Being declared as unintentionally homeless:

The gist of this is that if I’m declared as intentionally homeless, the council would not help me and this would affect what support I’d get. It’s the same for any homeless person even though the circumstances will be different each time. My circumstances of fleeing abuse is one of a few instances where somebody leaving home when they aren’t being kicked out is not becoming intentionally homeless. It did mean that me and my parents had to meet with a council rep to have some kind of “mediation” even though I knew going in it wasn’t going to be feasible. It was annoying but I entertained the mediation idea and it paid off.

Wider political context:

There is a housing shortage in the UK and has been for some time thanks to the Conservative party. Nowhere near enough affordable social housing exists as the demand for that considerably outstrips supply. The same also applies to supported housing and other types of accommodation. Additionally, there is a lot of homes that are lying empty due to being owned by the mega rich and not occupied. Hence even if I was not marginalised I would still have some problems.

With all the above said, the only option left for me for now is to sofa surf and frankly if I didn’t have friends to help I would have been in a seriously bad place. And being autistic and trans even having friends is a privilege because social anxiety and dysphoria makes it hard for friendships to form.

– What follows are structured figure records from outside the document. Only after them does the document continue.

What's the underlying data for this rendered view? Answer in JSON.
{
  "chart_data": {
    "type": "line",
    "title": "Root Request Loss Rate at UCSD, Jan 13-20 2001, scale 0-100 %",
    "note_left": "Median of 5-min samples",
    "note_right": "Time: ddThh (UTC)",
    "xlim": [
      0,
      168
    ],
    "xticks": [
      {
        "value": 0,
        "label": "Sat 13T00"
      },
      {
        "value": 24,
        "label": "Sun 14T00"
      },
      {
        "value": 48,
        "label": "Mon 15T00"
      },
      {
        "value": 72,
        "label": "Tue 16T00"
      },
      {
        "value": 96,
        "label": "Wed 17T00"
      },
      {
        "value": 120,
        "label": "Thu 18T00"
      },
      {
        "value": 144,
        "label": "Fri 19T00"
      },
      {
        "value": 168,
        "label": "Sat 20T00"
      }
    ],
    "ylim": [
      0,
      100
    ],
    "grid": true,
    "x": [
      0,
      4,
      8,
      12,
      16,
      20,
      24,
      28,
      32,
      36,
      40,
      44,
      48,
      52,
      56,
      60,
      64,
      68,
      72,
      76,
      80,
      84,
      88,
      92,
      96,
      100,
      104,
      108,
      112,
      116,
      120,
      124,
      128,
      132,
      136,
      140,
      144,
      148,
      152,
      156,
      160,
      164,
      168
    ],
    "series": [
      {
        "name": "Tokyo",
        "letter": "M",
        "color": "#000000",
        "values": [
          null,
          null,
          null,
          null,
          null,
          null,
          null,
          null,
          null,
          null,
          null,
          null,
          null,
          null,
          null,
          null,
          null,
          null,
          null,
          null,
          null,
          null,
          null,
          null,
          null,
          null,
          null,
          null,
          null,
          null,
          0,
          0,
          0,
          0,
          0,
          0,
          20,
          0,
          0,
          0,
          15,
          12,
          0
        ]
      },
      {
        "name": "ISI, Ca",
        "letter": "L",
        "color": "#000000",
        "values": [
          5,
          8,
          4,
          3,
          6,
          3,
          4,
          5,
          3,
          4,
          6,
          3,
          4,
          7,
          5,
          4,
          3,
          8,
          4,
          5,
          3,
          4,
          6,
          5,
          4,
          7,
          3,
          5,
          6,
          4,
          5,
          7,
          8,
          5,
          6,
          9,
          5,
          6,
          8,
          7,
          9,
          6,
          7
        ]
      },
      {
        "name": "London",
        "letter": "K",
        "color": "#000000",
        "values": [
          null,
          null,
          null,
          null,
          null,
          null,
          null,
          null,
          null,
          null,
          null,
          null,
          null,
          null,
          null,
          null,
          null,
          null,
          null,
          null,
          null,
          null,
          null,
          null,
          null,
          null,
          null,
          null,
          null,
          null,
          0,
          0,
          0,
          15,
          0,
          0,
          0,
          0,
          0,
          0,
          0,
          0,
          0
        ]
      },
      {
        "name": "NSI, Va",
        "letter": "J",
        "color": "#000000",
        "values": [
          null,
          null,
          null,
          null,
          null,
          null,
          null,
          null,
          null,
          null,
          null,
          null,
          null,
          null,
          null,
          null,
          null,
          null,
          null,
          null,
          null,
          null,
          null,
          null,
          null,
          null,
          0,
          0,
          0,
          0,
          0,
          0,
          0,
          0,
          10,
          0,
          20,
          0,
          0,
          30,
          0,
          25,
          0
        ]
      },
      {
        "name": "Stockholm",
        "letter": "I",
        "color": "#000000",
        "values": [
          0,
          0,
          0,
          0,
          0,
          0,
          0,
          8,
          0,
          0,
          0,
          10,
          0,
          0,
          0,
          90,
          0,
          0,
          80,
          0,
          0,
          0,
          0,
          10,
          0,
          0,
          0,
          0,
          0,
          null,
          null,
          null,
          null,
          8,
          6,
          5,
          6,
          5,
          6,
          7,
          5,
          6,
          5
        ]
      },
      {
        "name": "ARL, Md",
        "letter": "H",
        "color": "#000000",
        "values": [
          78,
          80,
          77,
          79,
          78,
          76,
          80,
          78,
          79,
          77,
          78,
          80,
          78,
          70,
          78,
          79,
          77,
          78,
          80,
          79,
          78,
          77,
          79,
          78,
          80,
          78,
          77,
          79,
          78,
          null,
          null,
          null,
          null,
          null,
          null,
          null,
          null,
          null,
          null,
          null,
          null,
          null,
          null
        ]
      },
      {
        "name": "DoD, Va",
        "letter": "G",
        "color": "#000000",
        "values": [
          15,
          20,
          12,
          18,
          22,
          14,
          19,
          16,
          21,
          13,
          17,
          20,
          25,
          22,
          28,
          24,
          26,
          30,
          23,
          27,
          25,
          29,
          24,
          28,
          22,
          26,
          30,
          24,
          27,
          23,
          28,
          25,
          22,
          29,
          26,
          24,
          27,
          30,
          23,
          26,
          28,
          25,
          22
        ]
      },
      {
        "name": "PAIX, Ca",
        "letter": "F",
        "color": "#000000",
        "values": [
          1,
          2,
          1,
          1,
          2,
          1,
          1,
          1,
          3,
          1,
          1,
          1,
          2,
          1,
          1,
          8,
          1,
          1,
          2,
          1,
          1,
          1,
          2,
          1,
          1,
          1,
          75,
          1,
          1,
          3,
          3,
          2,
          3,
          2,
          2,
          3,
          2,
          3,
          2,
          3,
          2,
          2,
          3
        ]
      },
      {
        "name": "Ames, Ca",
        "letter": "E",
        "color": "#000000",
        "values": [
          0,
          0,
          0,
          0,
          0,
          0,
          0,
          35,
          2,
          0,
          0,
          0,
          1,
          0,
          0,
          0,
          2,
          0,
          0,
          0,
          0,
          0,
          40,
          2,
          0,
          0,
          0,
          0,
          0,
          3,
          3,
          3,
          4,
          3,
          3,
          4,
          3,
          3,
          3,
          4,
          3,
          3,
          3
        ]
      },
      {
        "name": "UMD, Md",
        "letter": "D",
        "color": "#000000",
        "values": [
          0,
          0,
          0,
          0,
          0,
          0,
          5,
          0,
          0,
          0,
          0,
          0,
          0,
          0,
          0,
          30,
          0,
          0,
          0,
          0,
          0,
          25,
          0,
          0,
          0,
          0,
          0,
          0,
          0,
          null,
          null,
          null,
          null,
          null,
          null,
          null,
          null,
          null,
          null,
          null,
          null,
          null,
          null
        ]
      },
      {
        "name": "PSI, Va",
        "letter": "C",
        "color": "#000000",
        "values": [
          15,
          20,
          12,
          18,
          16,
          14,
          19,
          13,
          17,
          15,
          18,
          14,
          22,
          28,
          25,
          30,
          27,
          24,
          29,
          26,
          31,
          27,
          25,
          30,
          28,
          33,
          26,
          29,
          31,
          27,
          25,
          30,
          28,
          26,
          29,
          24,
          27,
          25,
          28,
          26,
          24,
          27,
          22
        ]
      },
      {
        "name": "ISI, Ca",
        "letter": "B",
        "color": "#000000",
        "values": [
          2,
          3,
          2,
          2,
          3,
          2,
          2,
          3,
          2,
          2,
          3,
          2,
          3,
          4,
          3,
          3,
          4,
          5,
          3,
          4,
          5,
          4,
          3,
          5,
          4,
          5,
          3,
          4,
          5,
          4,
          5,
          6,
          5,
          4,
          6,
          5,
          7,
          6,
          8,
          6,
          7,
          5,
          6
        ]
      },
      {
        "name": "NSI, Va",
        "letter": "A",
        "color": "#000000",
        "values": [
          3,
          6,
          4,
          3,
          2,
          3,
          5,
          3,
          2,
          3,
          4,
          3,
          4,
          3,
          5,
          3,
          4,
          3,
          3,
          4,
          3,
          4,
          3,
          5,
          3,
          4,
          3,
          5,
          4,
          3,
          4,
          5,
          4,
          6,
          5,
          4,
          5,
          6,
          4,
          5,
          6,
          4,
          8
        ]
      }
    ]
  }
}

In some ways, my experiences with my friends the past couple of months have somewhat restored my faith in humanity because it shows that people will step up where they can. However, it also shouldn’t be this way and that’s sad. It’s one reason I’ve written this post because it’s this kind of first hand testimony that spreads awareness of these issues so legal reform can be done. Most people are not even aware of these issues in any real detail especially if they are not involved in the disability, LGBTQ+ or housing communities. Hence I am providing some of the detail.

For me personally, I don’t know what the future holds. I’m hoping to no longer be homeless by the end of this year but I really can’t say for sure yet. Regardless, hopefully 2020 will be a happier, more prosperous year for me. Happy New Year to you all and hopefully 2020 is just as prosperous for you too.